Collision Insurance is one of the basic types of auto insurance. It covers some or all of your car repair or replacement costs if you’re in an accident with another vehicle or an object such as a guardrail, a building or a tree. Collision Insurance also provides coverage in case if no object or vehicle is involved in the accident such as if you roll over or flip your car.
Comprehensive insurance coverage is one of the main coverages available as part of a car insurance policy. Also known as “Other Than Collision” or “Fire and Theft,” Comprehensive Insurance covers losses from damages other than an accident such as vandalism, riots, floods, hail, fire, animal collisions, and theft.

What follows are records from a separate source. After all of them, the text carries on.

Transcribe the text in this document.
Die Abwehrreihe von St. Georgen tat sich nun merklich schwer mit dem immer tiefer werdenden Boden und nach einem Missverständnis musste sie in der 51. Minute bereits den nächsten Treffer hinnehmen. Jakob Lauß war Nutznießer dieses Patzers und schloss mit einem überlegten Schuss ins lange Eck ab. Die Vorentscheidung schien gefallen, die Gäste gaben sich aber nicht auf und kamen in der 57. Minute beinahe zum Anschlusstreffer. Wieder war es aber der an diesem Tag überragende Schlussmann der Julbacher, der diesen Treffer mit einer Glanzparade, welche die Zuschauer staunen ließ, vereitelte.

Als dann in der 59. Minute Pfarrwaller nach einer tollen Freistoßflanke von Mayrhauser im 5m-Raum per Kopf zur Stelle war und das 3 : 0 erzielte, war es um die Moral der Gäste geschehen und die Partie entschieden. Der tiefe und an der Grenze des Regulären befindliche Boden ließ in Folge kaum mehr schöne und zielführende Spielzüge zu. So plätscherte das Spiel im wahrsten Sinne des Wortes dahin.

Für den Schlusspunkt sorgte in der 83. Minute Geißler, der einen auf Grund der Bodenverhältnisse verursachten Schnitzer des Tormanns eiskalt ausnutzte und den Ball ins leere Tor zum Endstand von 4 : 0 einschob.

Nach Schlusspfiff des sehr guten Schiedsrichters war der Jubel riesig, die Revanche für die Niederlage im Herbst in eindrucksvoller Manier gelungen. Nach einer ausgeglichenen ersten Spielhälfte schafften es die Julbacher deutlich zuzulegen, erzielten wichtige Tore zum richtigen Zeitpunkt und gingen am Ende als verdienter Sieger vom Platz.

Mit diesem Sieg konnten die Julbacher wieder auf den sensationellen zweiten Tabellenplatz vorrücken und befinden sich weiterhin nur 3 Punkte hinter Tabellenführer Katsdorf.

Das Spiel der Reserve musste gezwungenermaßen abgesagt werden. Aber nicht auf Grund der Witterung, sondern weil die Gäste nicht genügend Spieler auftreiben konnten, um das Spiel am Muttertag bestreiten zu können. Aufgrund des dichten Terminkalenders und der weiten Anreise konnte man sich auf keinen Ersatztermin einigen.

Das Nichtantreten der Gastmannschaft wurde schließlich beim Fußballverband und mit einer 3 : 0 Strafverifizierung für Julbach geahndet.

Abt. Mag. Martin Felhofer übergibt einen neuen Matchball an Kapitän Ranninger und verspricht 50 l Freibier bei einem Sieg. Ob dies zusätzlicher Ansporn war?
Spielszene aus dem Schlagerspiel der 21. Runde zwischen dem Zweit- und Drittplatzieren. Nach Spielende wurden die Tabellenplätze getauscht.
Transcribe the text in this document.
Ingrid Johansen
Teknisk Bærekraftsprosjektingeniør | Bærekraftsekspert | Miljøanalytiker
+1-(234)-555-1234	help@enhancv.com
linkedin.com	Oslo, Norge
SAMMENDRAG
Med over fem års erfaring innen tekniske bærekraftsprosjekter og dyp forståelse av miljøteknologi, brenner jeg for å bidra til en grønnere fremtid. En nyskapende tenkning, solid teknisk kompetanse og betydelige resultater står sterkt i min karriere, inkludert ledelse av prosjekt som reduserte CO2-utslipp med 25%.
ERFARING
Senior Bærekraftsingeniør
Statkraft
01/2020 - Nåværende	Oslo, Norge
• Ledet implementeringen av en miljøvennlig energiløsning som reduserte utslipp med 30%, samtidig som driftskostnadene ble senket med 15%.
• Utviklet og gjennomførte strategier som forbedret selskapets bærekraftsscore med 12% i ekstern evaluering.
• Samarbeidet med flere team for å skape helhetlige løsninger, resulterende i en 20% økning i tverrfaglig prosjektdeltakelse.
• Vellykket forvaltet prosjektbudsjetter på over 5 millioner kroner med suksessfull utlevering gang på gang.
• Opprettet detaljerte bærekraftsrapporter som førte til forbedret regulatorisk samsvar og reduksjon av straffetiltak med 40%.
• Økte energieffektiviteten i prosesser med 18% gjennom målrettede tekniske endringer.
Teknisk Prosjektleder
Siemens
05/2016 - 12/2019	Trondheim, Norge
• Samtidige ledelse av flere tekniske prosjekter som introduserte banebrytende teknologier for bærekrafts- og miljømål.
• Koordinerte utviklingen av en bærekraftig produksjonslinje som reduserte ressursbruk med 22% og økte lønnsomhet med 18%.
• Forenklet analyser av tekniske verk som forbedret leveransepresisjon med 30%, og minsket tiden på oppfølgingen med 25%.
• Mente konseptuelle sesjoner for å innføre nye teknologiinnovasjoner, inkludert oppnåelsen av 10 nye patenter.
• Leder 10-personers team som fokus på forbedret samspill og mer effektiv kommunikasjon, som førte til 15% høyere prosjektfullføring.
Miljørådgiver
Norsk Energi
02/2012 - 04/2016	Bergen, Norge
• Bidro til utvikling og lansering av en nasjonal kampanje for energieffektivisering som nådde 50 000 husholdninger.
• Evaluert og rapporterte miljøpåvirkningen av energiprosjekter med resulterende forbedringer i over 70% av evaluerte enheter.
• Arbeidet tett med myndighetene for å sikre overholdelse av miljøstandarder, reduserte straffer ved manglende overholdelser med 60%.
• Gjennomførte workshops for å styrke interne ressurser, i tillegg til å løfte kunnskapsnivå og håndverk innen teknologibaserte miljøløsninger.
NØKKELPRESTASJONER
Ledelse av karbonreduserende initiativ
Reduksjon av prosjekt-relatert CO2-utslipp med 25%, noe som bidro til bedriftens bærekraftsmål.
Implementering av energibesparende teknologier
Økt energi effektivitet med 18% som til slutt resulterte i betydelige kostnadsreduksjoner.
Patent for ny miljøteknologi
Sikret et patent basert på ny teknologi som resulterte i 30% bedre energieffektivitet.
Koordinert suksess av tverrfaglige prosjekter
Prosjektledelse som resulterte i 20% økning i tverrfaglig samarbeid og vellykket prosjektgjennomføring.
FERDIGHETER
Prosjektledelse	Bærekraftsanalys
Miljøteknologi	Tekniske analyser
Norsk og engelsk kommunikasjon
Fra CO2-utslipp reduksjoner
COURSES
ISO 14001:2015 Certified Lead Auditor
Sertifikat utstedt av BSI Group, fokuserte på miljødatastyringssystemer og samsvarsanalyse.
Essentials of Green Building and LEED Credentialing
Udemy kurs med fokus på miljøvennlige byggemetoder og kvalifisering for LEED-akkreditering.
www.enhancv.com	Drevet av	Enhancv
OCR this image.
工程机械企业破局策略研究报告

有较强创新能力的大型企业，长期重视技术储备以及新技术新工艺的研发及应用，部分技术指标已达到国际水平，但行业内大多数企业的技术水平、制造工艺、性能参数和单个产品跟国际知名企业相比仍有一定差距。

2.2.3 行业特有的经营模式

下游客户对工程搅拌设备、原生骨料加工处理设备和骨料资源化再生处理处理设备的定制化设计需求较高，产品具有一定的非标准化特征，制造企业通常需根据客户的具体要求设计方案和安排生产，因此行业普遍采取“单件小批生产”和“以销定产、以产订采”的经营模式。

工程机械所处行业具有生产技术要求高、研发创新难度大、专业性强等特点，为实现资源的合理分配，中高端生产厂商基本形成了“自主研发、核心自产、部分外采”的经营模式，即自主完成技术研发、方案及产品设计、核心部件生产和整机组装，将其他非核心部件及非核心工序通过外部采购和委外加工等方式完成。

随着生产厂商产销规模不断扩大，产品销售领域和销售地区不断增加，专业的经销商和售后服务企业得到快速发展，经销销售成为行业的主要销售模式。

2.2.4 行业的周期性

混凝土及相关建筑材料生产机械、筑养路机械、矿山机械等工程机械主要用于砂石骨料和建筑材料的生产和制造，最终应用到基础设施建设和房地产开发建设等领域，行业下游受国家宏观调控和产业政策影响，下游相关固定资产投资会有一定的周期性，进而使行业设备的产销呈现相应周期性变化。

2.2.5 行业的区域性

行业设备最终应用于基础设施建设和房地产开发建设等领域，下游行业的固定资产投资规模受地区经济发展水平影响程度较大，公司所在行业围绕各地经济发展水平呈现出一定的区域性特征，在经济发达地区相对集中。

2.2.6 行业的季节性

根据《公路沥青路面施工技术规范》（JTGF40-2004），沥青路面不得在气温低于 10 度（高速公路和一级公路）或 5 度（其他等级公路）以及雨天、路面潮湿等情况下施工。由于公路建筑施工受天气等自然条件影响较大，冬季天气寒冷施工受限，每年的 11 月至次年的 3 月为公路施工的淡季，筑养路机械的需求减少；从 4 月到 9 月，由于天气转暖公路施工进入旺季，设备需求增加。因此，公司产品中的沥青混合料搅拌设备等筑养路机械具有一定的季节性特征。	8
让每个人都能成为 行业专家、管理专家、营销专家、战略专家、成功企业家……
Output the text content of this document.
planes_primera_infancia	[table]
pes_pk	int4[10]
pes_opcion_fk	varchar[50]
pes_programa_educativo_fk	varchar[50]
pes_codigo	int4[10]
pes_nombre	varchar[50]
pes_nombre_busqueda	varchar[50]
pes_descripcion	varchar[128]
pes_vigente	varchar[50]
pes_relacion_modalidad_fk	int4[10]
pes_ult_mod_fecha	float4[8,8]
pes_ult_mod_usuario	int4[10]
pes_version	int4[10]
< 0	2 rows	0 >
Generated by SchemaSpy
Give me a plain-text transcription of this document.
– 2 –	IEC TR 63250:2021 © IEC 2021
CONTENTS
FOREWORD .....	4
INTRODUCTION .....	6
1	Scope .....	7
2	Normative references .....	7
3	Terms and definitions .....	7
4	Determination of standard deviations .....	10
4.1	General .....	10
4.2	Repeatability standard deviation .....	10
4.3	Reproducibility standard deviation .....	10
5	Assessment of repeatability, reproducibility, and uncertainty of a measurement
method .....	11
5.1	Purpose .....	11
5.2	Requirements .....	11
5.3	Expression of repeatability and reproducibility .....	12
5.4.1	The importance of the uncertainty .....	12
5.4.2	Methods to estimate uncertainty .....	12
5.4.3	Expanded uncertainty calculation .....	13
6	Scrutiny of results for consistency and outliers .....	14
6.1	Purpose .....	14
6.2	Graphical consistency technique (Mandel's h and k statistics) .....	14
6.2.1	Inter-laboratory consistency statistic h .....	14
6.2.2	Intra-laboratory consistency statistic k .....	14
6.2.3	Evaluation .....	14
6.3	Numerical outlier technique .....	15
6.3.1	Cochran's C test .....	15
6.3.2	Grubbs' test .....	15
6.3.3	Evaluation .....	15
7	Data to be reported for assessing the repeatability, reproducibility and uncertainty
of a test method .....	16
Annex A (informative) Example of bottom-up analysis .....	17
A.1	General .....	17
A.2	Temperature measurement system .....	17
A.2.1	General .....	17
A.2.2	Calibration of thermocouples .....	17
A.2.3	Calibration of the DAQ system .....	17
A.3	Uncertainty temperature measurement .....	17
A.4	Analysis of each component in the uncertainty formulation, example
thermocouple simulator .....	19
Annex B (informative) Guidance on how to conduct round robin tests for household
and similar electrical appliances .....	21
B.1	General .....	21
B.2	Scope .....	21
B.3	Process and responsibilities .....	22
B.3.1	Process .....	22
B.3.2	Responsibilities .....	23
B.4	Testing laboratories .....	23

Uninsured/Underinsured Motorist Coverage
According to the Insurance Information Institute (III), one in eight drivers on U.S. roads is uninsured and being in an accident with just one of them could put you at financial risk. That’s when Uninsured/Underinsured Motorist Coverage comes in help. It provides Liability (Bodily Injury and Property Damage) coverage for you if an uninsured or underinsured motorist is at fault in an accident.
Auto Medical Payments (MedPay)
Auto Medical Payment Coverage can cover medical expenses for you and your passengers in case someone is hurt in an accident. It also functions as an additional Health Insurance for those who have it and a useful substitute for those who don’t.
Personal Injury Protection (PIP)
Often called “no-fault” coverage, Personal Injury Protection (PIP) is similar to Medical Payments coverage, but it provides a wider range of coverage of costs. It covers medical expenses that may incur in an accident regardless of who is at fault. Also, the coverage can extend to other drivers listed on your policy such as members of your household and your passengers.